James is an active trade unionist, having served on the University and Colleges Union (UCU) Strathclyde branch committee as well as its national education committee, and is currently a member of Unison. His research interests include deindustrialisation, nationalism, working-class history and politics, and class and gender identity.
Project Statement:
Workers in Transition: Work, Identity, and Deindustrialisation in Scotland since 1980
Work is intrinsic to the formation of both personal and collective identity. Likewise, the loss of work, or transition into new employment, has a consequential impact on an individual’s identity.
The existing literature on deindustrialisation has outlined the social alienation prevalent in deindustrialised communities, highlighting deindustrialisation’s often devastating personal consequences.
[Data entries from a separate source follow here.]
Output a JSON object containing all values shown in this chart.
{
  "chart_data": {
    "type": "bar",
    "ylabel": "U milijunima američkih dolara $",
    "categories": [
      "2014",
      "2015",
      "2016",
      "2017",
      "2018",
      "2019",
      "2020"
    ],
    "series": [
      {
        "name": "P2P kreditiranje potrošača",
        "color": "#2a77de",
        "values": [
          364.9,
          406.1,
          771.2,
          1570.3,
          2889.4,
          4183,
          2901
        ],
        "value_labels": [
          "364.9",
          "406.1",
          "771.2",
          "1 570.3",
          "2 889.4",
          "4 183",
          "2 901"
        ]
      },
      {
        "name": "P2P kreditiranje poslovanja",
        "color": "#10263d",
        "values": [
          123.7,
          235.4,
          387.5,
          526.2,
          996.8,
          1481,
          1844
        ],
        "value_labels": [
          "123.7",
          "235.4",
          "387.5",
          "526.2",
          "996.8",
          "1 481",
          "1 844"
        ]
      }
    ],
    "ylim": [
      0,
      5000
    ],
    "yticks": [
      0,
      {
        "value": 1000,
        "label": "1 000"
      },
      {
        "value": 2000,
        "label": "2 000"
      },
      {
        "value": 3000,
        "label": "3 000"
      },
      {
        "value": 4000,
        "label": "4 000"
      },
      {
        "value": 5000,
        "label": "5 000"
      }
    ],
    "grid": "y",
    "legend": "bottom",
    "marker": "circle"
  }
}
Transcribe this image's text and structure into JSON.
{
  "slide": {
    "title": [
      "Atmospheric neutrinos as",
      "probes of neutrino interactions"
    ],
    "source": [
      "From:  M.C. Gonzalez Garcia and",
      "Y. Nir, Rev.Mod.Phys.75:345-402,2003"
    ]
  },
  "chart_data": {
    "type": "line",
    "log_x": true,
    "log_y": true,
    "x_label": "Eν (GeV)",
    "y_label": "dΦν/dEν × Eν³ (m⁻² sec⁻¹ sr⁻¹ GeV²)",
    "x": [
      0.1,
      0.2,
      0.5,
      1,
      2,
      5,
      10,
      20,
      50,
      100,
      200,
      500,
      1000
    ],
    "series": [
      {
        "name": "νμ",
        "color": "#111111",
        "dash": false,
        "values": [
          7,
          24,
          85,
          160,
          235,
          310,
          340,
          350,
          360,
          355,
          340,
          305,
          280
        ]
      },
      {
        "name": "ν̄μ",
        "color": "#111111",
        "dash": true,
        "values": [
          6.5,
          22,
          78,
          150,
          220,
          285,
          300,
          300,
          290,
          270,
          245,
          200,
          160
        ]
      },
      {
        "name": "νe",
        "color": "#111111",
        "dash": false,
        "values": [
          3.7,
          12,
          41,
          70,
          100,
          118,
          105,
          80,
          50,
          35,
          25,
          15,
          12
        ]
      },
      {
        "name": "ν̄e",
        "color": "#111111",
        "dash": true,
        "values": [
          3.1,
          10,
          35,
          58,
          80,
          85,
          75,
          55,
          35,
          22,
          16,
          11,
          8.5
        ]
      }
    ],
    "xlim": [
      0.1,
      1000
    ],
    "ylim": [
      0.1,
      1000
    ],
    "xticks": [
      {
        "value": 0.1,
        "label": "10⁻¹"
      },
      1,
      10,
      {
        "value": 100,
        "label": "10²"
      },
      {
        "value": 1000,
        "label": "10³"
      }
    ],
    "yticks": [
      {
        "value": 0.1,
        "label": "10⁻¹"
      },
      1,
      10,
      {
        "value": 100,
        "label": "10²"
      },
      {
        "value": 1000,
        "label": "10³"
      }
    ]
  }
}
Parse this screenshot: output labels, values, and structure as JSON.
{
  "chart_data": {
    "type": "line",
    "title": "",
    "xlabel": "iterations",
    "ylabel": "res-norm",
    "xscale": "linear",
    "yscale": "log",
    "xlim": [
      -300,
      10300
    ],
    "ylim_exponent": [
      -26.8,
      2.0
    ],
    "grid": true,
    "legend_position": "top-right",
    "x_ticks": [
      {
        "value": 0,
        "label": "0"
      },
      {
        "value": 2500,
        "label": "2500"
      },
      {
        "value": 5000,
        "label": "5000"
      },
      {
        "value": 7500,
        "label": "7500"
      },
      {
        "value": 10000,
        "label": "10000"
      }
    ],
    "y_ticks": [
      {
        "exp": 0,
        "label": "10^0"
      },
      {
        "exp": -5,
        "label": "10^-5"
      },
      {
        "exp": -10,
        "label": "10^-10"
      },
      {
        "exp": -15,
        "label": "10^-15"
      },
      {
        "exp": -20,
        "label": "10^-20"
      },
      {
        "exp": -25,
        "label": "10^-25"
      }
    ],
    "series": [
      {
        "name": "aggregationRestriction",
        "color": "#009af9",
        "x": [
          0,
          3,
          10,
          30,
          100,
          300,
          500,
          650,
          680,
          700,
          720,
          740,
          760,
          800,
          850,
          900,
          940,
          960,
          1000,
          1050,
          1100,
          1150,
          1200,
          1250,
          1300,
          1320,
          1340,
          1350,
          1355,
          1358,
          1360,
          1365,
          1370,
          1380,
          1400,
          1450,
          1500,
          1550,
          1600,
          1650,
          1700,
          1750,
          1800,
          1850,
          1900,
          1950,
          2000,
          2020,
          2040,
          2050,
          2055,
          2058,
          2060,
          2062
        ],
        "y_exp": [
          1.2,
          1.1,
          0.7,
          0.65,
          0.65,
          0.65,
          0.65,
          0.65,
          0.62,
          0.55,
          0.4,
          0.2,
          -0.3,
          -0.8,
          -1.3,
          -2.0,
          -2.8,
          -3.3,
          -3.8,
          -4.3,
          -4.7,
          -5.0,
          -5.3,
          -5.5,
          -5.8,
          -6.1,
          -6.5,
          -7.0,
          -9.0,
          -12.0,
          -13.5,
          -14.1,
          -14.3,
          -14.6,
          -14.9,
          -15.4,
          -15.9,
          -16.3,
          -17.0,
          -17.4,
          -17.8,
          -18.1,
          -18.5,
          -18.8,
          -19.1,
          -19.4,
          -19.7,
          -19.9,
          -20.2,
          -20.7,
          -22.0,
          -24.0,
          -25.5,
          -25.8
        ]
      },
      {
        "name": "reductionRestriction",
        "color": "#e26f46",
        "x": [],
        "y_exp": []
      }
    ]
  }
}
However, the transitions workers make following their loss of employment, and specifically, the significance of these transitions in relation to identity, has not been adequately explored, especially in relation to Scotland, where deindustrialisation was both rapid and pervasive.
The occupational culture of heavy industry is renowned for its extensive trade unionism, male-dominated workforce, shop floor camaraderie, and the prevalence of a rigid masculinity. Given their previous immersion in a distinctive occupational culture, a study of the post-redundancy experiences of ex-heavy industry workers can offer a window into the impact that transition into a different work environment has on identity.
In capturing complex and experiential narratives oral history is indispensable in understanding the impact of deindustrialisation on workers’ identities. My monograph utilises oral history to illuminate the post-redundancy experiences of Scottish shipbuilders and steelworkers following 1980, which involved the creation and analysis of 53 new interviews.
My research analyses work in a deindustrialised setting. By exploring how workers defined, understood, and acclimatised themselves to new working environments this research offers a unique approach to understanding how deindustrialisation and employment transitions affect workers’ identities. An examination of workers’ testimonies of redundancy and employment transition provides a more layered understanding of the consequences of deindustrialisation, thereby contributing to historical and sociological understandings of class, masculinity, and employment.